The American Le Mans Series is going green for its 2008 racing season.

While all the race cars in the series already use alternative fuels, the series said Tuesday it will be the first to meet the new "green racing" criteria developed in partnership with the U.S. Environmental Protection Agency, the U.S. Department of Energy and SAE International.

The criteria include the use of renewable biofuel; multiple engines, fuels and powertrain configurations; regenerative-energy powertrain technologies; and emission-control strategies and systems, as well as "well-to-wheel" analysis of energy use and greenhouse-gas emissions.

The series also is introducing E85, a blend of 85 percent ethanol and 15 percent gasoline, as a fuel option this year, and announced it is creating a new serieswide competition called the "Green Racing Challenge."

The challenge, to be held during the 1,000-mile Petite Le Mans race Oct. 2 in Georgia, is meant to encourage manufacturers to introduce and develop greener vehicle technologies, according to the series. The EPA, DOE and SAE are working with the American Le Mans Series to develop the rules of the challenge, scheduled to be announced later this spring.

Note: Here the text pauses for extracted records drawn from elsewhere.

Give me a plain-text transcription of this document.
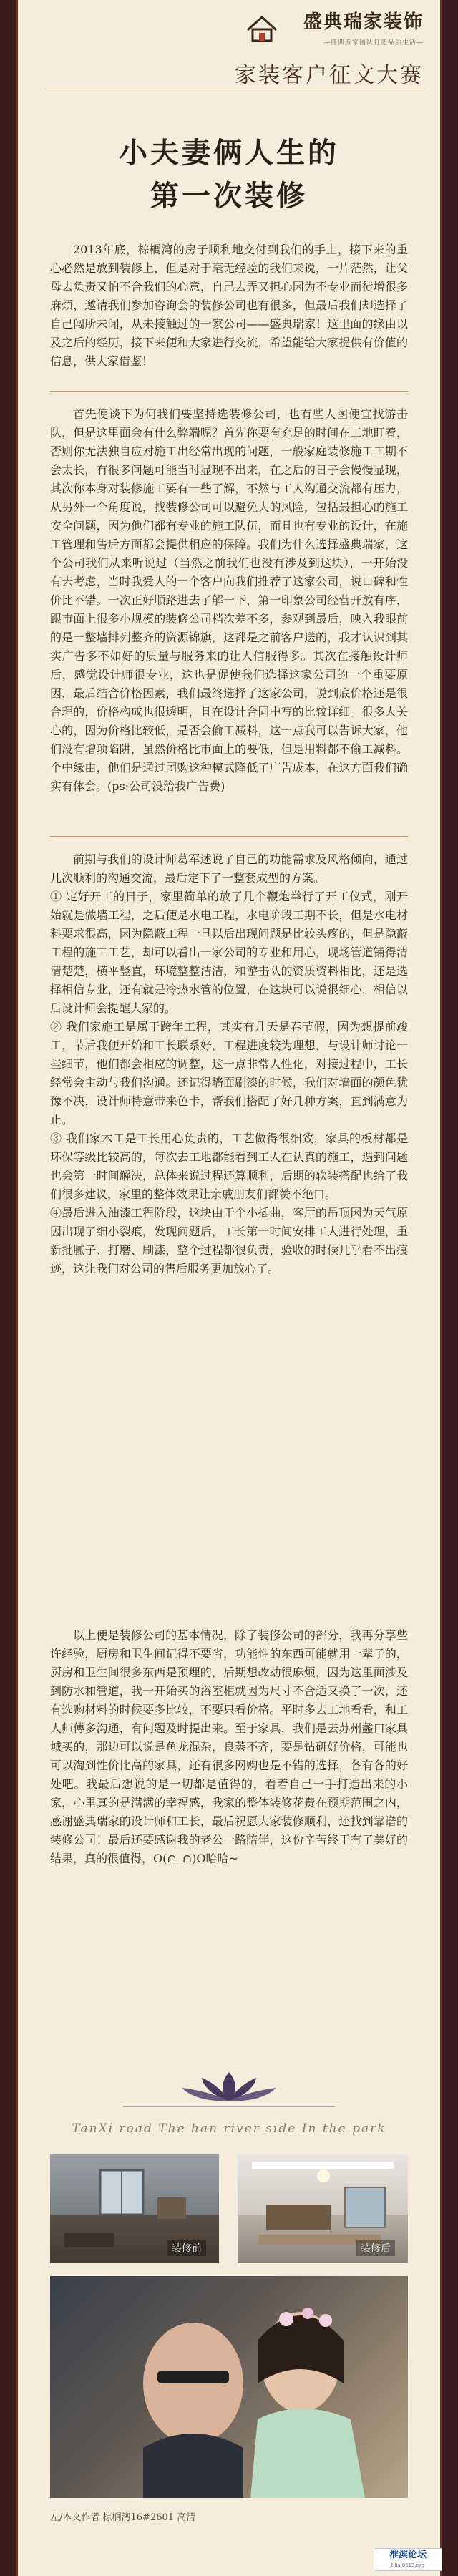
盛典瑞家装饰
—盛典专家团队打造品质生活—
家装客户征文大赛
小夫妻俩人生的
第一次装修
2013年底，棕榈湾的房子顺利地交付到我们的手上，接下来的重心必然是放到装修上，但是对于毫无经验的我们来说，一片茫然，让父母去负责又怕不合我们的心意，自己去弄又担心因为不专业而徒增很多麻烦，邀请我们参加咨询会的装修公司也有很多，但最后我们却选择了自己闯所未闻，从未接触过的一家公司——盛典瑞家！这里面的缘由以及之后的经历，接下来便和大家进行交流，希望能给大家提供有价值的信息，供大家借鉴！
首先便谈下为何我们要坚持选装修公司，也有些人图便宜找游击队，但是这里面会有什么弊端呢？首先你要有充足的时间在工地盯着，否则你无法独自应对施工出经常出现的问题，一般家庭装修施工工期不会太长，有很多问题可能当时显现不出来，在之后的日子会慢慢显现，其次你本身对装修施工要有一些了解，不然与工人沟通交流都有压力，从另外一个角度说，找装修公司可以避免大的风险，包括最担心的施工安全问题，因为他们都有专业的施工队伍，而且也有专业的设计，在施工管理和售后方面都会提供相应的保障。我们为什么选择盛典瑞家，这个公司我们从来听说过（当然之前我们也没有涉及到这块），一开始没有去考虑，当时我爱人的一个客户向我们推荐了这家公司，说口碑和性价比不错。一次正好顺路进去了解一下，第一印象公司经营开放有序，跟市面上很多小规模的装修公司档次差不多，参观到最后，映入我眼前的是一整墙排列整齐的资源锦旗，这都是之前客户送的，我才认识到其实广告多不如好的质量与服务来的让人信服得多。其次在接触设计师后，感觉设计师很专业，这也是促使我们选择这家公司的一个重要原因，最后结合价格因素，我们最终选择了这家公司，说到底价格还是很合理的，价格构成也很透明，且在设计合同中写的比较详细。很多人关心的，因为价格比较低，是否会偷工减料，这一点我可以告诉大家，他们没有增项陷阱，虽然价格比市面上的要低，但是用料都不偷工减料。个中缘由，他们是通过团购这种模式降低了广告成本，在这方面我们确实有体会。(ps:公司没给我广告费)
前期与我们的设计师葛军述说了自己的功能需求及风格倾向，通过几次顺利的沟通交流，最后定下了一整套成型的方案。
① 定好开工的日子，家里简单的放了几个鞭炮举行了开工仪式，刚开始就是做墙工程，之后便是水电工程，水电阶段工期不长，但是水电材料要求很高，因为隐蔽工程一旦以后出现问题是比较头疼的，但是隐蔽工程的施工工艺，却可以看出一家公司的专业和用心，现场管道铺得清清楚楚，横平竖直，环境整整洁洁，和游击队的资质资料相比，还是选择相信专业，还有就是冷热水管的位置，在这块可以说很细心，相信以后设计师会提醒大家的。
② 我们家施工是属于跨年工程，其实有几天是春节假，因为想提前竣工，节后我便开始和工长联系好，工程进度较为理想，与设计师讨论一些细节，他们都会相应的调整，这一点非常人性化，对接过程中，工长经常会主动与我们沟通。还记得墙面刷漆的时候，我们对墙面的颜色犹豫不决，设计师特意带来色卡，帮我们搭配了好几种方案，直到满意为止。
③ 我们家木工是工长用心负责的，工艺做得很细致，家具的板材都是环保等级比较高的，每次去工地都能看到工人在认真的施工，遇到问题也会第一时间解决，总体来说过程还算顺利，后期的软装搭配也给了我们很多建议，家里的整体效果让亲戚朋友们都赞不绝口。
④最后进入油漆工程阶段，这块由于个小插曲，客厅的吊顶因为天气原因出现了细小裂痕，发现问题后，工长第一时间安排工人进行处理，重新批腻子、打磨、刷漆，整个过程都很负责，验收的时候几乎看不出痕迹，这让我们对公司的售后服务更加放心了。
以上便是装修公司的基本情况，除了装修公司的部分，我再分享些许经验，厨房和卫生间记得不要省，功能性的东西可能就用一辈子的，厨房和卫生间很多东西是预埋的，后期想改动很麻烦，因为这里面涉及到防水和管道，我一开始买的浴室柜就因为尺寸不合适又换了一次，还有选购材料的时候要多比较，不要只看价格。平时多去工地看看，和工人师傅多沟通，有问题及时提出来。至于家具，我们是去苏州蠡口家具城买的，那边可以说是鱼龙混杂，良莠不齐，要是钻研好价格，可能也可以淘到性价比高的家具，还有很多网购也是不错的选择，各有各的好处吧。我最后想说的是一切都是值得的，看着自己一手打造出来的小家，心里真的是满满的幸福感，我家的整体装修花费在预期范围之内，感谢盛典瑞家的设计师和工长，最后祝愿大家装修顺利，还找到靠谱的装修公司！最后还要感谢我的老公一路陪伴，这份辛苦终于有了美好的结果，真的很值得，O(∩_∩)O哈哈~
TanXi road The han river side In the park
装修前	装修后
左/本文作者 棕榈湾16#2601 高清
淮滨论坛
bbs.0513.org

The news isn't the first attempt to make racing greener.

The IndyCar Series in 2006 began using a blend of 10-percent ethanol and 90-percent gasoline and in 2007 switched to 100-percent ethanol fuel (see Indy 500 to Run on Ethanol).

Formula One also is requiring a blend of at least 5.75 percent biofuel this year and plans to move to 100-percent biofuel for a championship in 2009. Formula One teams also are working on other green technologies, such as kinetic energy recovery systems -- which use braking heat to help propel the cars -- expected to be introduced next season.

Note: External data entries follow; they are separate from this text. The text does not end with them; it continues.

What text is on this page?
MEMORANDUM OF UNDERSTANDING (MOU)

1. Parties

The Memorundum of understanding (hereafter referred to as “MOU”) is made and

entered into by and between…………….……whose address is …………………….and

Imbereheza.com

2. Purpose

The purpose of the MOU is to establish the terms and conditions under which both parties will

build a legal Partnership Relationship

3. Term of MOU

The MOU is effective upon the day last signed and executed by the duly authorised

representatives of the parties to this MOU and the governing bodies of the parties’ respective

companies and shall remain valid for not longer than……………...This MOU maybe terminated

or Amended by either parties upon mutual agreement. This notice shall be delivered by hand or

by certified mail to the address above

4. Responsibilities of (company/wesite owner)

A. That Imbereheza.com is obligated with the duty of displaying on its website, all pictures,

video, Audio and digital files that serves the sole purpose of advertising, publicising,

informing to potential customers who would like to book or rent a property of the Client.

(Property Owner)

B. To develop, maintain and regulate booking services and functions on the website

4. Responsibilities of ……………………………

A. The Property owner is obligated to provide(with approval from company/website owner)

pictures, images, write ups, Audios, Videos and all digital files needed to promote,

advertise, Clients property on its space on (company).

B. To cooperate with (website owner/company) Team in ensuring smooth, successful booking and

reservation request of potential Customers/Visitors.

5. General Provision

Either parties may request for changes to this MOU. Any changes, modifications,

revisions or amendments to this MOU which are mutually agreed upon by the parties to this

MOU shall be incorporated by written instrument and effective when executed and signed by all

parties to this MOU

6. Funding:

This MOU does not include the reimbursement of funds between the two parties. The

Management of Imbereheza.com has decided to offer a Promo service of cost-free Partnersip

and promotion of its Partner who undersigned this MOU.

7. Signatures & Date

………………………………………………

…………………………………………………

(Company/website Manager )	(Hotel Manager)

While the car races use very little of the world's fuel -- meaning that switching to biofuels makes barely a dent in the global greenhouse-gas emissions -- they could play a role in changing consumers' perceptions of greener cars.

After all, it wasn't long ago that "electric cars" conjured up only golf carts. And the best-selling hybrid still is the Toyota Prius, which some auto analysts have described as more nerdy than sporty in appearance.

But companies committed to making greener cars cool now seem to be taking a sportier route.

Take the very recognizable, sleek -- and expensive -- Tesla Roadster and Venturi Fetish, for example (see Venturi Goes Kinky).

At the North American International Auto Show in Detroit, it's become clear that companies are pushing the trend further.

Fisker Automotive on Monday unveiled its Karma, a sporty plug-in hybrid with a rooftop solar panel, and even Ferrari displayed a greener concept car - a Spider that uses E85 and gets the same horsepower as the original (see Automakers Vie for Green Cred).

And there's evidence that series like the American Le Mans influences automakers, as well as everyday drivers: Audi, which has raced a diesel car in the American Le Mans Series for the last two years -- and won it both times - unveiled a diesel-powered R8 concept road car at the Detroit show.

But as the American Le Mans adds more biofuel, Europe -- the birthplace of the original Le Mans Series -- is considering cutting back on its biofuels targets and banning imports of some biofuel crops (see Reuters, the Guardian and the New York Times stories).

Meanwhile, the United States is continuing to aggressively pursue the stuff. The U.S. Department of Energy is expected to award $200 million in grants for cellulosic-ethanol pilot and demonstration plants next month (see Reuters story).